Cross-view and Cross-pose Completion for 3D Human Understanding
Matthieu Armando, Salma Galaaoui, Fabien Baradel, Thomas Lucas, Vincent Leroy, Romain Brégier, Philippe Weinzaepfel, Grégory Rogez
TL;DR
This paper tackles domain shift and label scarcity in human-centric vision by moving beyond ImageNet-style pre-training to self-supervised learning on human data. It introduces CroCo, a transformer-based pre-training framework that performs cross-view and cross-pose masked image modeling on body and hand imagery, reconstructing masked regions from a second image.

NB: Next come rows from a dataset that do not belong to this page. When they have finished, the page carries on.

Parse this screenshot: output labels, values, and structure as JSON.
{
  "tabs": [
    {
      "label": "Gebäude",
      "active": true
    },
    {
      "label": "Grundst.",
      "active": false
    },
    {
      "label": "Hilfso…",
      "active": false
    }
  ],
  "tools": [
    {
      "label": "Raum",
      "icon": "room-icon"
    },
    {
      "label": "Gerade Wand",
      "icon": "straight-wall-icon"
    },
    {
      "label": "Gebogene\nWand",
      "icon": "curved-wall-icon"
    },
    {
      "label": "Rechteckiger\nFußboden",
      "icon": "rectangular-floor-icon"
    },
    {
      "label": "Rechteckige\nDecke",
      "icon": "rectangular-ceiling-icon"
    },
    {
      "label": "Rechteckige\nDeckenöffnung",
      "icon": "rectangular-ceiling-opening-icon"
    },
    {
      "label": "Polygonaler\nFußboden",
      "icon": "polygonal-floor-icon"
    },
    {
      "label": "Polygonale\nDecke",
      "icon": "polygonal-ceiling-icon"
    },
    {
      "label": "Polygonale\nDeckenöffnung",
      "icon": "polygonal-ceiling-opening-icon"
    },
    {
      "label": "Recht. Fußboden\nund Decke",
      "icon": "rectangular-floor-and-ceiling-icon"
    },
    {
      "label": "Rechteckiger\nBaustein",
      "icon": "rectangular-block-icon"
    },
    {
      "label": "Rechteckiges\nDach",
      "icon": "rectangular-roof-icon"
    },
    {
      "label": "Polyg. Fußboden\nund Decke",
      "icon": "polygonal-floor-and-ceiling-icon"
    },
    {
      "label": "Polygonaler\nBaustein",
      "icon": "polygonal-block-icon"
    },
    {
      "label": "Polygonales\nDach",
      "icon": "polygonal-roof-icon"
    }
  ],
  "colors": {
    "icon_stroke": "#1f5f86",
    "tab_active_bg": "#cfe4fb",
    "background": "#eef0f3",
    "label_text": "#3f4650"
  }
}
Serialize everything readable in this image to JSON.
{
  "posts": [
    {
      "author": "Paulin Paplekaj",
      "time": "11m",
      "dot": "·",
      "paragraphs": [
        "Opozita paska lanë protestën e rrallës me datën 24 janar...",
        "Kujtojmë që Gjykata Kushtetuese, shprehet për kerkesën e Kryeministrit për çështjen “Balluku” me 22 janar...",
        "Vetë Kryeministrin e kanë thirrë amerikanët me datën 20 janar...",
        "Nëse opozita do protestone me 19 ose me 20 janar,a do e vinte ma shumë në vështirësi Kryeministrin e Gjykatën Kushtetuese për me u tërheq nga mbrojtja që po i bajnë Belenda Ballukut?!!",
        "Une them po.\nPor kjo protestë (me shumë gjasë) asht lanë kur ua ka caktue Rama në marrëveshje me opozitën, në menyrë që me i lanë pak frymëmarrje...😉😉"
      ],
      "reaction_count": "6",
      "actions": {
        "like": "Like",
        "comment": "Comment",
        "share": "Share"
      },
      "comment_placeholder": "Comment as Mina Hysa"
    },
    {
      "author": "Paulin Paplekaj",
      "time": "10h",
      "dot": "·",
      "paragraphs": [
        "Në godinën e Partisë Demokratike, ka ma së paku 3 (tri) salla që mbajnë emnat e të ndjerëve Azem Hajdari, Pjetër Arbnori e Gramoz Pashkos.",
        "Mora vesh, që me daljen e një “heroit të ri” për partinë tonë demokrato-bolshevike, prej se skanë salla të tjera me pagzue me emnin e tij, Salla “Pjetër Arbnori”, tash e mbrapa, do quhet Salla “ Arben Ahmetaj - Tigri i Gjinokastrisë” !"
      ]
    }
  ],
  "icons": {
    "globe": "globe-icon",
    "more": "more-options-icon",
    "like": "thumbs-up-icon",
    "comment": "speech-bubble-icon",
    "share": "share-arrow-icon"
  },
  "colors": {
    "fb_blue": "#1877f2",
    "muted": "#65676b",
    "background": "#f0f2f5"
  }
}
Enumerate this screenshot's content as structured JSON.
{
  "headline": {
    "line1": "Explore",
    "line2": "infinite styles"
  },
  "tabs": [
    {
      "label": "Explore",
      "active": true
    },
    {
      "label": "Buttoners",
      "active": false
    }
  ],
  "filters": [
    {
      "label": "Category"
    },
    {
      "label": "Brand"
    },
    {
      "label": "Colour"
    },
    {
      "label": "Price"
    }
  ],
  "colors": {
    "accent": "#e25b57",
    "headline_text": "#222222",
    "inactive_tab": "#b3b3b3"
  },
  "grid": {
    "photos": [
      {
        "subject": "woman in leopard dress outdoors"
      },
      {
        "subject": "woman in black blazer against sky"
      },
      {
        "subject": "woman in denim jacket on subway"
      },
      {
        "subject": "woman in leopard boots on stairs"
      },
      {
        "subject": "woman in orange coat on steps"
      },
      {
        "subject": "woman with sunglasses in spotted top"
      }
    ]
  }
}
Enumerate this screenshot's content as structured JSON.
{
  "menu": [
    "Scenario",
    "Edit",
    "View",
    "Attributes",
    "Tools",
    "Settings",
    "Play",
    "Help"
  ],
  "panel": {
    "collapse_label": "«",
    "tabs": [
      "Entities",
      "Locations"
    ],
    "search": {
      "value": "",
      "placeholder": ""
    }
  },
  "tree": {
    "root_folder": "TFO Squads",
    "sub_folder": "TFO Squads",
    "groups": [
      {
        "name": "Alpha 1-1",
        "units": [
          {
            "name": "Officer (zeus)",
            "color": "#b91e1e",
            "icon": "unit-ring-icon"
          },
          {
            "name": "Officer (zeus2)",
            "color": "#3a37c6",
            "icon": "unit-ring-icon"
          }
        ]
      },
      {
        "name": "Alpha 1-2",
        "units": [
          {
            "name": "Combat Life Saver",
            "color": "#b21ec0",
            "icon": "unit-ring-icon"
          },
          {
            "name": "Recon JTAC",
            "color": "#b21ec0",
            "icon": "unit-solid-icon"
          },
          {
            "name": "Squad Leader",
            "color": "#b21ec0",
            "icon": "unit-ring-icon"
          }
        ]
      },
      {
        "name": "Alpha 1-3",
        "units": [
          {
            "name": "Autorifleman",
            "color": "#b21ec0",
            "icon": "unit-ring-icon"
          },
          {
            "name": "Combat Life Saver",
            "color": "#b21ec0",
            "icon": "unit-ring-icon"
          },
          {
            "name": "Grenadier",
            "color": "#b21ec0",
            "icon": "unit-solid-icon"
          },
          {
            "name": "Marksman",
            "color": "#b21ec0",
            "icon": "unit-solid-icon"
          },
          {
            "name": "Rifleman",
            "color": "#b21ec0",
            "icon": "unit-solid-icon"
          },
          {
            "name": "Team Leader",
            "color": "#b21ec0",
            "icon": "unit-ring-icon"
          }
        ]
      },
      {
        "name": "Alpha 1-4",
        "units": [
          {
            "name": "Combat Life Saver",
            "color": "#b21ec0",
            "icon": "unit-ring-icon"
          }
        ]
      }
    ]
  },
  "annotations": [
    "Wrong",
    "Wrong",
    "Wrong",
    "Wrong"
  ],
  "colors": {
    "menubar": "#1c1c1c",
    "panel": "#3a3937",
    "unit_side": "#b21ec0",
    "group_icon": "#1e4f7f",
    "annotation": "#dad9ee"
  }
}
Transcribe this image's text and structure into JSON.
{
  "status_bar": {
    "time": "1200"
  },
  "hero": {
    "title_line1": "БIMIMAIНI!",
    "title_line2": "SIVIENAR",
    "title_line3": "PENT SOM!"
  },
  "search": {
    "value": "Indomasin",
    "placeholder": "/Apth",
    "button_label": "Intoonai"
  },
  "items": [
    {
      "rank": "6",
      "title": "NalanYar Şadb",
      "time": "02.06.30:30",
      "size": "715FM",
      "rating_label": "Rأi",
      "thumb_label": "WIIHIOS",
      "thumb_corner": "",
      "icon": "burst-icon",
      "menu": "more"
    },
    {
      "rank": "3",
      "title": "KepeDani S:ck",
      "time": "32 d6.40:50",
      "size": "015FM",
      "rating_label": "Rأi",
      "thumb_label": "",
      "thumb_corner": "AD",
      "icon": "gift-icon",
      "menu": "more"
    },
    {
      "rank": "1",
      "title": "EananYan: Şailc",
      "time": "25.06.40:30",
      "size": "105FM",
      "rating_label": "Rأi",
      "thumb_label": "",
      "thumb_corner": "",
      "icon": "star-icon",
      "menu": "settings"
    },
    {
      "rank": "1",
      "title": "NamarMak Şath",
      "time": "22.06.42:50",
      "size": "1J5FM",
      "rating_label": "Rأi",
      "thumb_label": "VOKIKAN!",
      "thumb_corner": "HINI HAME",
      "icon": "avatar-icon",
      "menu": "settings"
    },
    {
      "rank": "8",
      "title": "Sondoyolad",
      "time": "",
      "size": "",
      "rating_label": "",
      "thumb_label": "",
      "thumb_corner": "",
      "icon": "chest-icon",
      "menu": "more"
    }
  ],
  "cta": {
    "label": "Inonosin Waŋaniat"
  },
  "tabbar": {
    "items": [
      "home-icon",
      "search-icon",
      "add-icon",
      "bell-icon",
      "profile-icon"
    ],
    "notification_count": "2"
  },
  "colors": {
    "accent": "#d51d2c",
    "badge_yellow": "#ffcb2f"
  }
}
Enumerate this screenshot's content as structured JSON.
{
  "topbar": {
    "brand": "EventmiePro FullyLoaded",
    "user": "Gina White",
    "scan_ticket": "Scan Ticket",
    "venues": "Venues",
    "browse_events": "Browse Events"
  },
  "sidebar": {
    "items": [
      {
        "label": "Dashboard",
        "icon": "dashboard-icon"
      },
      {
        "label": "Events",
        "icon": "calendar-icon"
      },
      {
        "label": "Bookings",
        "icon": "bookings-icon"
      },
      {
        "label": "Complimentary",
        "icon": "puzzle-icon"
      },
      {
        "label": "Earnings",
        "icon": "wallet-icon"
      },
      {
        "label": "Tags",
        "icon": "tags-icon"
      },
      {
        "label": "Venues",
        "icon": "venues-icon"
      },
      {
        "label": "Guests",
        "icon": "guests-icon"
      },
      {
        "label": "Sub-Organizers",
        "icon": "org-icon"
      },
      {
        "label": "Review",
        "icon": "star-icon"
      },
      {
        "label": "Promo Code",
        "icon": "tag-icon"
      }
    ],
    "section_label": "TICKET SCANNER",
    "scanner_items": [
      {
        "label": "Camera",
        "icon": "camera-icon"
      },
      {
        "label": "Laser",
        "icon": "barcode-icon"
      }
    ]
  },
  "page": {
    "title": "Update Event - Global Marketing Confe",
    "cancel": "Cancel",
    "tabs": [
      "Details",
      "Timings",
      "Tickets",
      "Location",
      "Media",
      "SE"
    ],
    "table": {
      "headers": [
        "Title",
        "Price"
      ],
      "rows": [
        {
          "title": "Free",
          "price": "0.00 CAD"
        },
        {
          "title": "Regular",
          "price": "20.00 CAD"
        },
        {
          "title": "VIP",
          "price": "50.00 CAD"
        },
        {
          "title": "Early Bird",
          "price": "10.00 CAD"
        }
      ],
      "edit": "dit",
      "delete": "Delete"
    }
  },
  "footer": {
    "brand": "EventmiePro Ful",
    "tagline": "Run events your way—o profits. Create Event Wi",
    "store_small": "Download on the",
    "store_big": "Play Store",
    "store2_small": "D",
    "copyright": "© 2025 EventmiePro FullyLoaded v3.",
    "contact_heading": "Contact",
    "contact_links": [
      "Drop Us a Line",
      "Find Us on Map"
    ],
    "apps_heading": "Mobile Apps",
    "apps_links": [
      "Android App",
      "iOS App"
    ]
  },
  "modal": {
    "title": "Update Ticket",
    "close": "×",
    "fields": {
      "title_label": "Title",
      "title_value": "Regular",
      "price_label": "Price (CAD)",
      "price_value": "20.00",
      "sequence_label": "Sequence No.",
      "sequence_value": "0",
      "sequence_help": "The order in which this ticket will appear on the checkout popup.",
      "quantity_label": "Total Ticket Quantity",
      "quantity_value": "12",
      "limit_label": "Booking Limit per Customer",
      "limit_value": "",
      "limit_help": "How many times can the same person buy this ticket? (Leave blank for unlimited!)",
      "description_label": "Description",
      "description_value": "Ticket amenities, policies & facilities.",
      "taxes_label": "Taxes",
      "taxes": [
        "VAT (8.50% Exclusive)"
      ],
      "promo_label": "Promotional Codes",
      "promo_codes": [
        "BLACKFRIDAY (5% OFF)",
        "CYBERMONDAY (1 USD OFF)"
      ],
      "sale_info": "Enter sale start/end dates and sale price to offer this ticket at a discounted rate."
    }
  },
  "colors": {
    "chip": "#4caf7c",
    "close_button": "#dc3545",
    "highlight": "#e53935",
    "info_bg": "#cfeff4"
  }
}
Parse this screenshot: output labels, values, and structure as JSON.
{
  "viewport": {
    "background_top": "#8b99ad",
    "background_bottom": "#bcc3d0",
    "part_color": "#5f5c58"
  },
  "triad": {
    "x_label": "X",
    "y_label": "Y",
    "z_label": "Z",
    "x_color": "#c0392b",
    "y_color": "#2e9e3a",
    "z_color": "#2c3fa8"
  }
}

The method builds cross-view pairs from HUMBI, AIST and synthetic data, and cross-pose pairs from video datasets, employing a human-focused masking strategy with a fixed ratio and an objective $L = L_{pose} + L_{view}$ to capture 3D structure and motion. CroCo-Body and CroCo-Hand achieve state-of-the-art or competitive results on body/hand mesh recovery and related dense tasks, exhibit strong data efficiency, and extend to binocular settings, with pretrained models released for downstream use.
Abstract
Human perception and understanding is a major domain of computer vision which, like many other vision subdomains recently, stands to gain from the use of large models pre-trained on large datasets. We hypothesize that the most common pre-training strategy of relying on general purpose, object-centric image datasets such as ImageNet, is limited by an important domain shift. On the other hand, collecting domain-specific ground truth such as 2D or 3D labels does not scale well. Therefore, we propose a pre-training approach based on self-supervised learning that works on human-centric data using only images. Our method uses pairs of images of humans: the first is partially masked and the model is trained to reconstruct the masked parts given the visible ones and a second image. It relies on both stereoscopic (cross-view) pairs, and temporal (cross-pose) pairs taken from videos, in order to learn priors about 3D as well as human motion. We pre-train a model for body-centric tasks and one for hand-centric tasks. With a generic transformer architecture, these models outperform existing self-supervised pre-training methods on a wide set of human-centric downstream tasks, and obtain state-of-the-art performance for instance when fine-tuning for model-based and model-free human mesh recovery.